Mr. Pounder said the E.P.A. would use the company’s news-tracking tool called Definers Console. The firm had an improved way of collecting and analyzing clips, he said, noting that America Rising and Definers were distinct entities. America Rising, he said, “doesn’t and will never do work for the federal government.”

Mr. Blutstein, in the interview, said that his series of information requests this year targeting E.P.A. employees known to be critical of the Trump administration was separate from the work that the firm was performing for the agency. Instead, he said that he filed the requests on his own, in an effort to try to undermine people who have been critical of policy changes taking place at the agency.

He described it as an “antiresistance” effort. “I am not doing mole hunts, or whatever,” he said. “I am almost always doing that research on my own.”

The requests focused on agency employees like Michael Cox, who worked in the E.P.A.’s Seattle office and had sent a retirement notice in March to colleagues that raised questions about Mr. Pruitt’s management as well as agency employees who had participated in a public outreach program called “Why do you love the E.P.A.,” which tried to build support for maintaining the agency’s budget.

Other employees who were the subjects of such requests included Elizabeth Southerland, who has been an outspoken critic of Mr. Pruitt since her recent retirement; Michael J. Mikulka, a Chicago-based union leader; and John O’Grady, the president of the American Federation of Government Employees Council 238.

In some cases, like Mr. Mikulka, the agency disclosed the records requests without releasing any information, which targeted employees said was because they had not used their work email to discuss politically sensitive matters.

Mr. O’Grady, whose union represents about 10,000 E.P.A. employees nationwide, called the Definers contract a threat to all employees.

“With a company like this in play, somebody would be a fool to send anything over the agency email system,” Mr. O’Grady said.

Legal experts also raised questions on Friday about the nature of the agency’s contract with Definers. Under a no-bid contract, an agency decides that only one person or company can provide the services needed.
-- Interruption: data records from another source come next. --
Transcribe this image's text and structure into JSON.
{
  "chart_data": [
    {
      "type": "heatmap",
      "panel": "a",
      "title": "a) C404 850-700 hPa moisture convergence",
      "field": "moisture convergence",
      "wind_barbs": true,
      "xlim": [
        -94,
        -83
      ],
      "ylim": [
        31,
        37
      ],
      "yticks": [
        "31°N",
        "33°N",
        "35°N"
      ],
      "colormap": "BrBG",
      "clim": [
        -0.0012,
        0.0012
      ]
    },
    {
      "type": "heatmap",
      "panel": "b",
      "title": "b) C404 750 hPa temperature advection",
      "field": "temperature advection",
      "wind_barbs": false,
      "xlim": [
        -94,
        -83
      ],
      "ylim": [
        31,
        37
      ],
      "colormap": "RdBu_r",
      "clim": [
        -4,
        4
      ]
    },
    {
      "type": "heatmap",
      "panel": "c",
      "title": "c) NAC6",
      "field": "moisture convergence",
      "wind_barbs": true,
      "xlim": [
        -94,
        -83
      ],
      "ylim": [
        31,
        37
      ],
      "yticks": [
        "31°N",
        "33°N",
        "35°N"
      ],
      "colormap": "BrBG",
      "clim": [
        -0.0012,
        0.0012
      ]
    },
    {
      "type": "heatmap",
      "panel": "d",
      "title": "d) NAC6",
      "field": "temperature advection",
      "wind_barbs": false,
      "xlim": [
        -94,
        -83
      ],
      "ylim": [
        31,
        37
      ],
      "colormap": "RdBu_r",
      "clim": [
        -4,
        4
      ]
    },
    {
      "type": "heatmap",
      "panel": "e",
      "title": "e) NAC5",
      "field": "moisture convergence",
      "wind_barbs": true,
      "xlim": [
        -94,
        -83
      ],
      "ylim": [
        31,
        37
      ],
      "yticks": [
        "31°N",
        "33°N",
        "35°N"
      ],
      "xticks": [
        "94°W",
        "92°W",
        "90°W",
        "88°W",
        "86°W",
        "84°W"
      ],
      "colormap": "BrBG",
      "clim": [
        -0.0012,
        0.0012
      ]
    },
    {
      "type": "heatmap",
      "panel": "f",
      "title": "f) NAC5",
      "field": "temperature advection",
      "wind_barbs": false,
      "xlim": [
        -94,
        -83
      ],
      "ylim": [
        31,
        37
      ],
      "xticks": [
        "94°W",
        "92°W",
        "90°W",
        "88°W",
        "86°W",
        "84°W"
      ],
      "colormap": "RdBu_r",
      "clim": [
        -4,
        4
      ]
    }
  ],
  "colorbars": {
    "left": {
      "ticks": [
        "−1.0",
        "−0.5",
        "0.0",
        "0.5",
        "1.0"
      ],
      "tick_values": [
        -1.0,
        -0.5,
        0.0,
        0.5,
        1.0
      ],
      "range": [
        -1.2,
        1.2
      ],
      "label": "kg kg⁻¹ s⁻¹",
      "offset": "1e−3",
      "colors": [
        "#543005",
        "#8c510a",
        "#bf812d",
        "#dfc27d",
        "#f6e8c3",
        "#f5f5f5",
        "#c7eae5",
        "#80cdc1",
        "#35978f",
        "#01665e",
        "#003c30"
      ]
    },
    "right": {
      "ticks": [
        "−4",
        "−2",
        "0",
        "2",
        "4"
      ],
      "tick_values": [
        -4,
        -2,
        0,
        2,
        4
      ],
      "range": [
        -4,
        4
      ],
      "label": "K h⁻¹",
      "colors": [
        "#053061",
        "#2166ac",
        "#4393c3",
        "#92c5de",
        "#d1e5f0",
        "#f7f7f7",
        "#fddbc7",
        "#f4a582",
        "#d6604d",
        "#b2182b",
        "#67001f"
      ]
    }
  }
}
Nancy Grantham, a spokeswoman for the E.P.A., said the agency placed a notice on federal websites to allow other vendors the opportunity to provide documents showing that they could conduct the work. “In this case, one additional vendor responded with their qualifications and the media/news clip contract was awarded to Definers,” she said in an email.

Charles Tiefer, a professor of contract law at the University of Baltimore, said he could see no legal justification for finding that only one company had the qualifications to gather news articles.

“Clearly E.P.A. didn’t treat any other vendor seriously,” Mr. Tieffer said. ““There’s no reason on earth that E.P.A. didn’t at the absolute minimum phone around or email for three competing bids and go with the lowest one.”

Mr. Tieffer said the company appeared to be hired solely for ideological reasons. “This has crony favoritism and bias written all over it,” he said. “This is not merely letting the fox into the henhouse. This is hiring, at a high price, the fox.”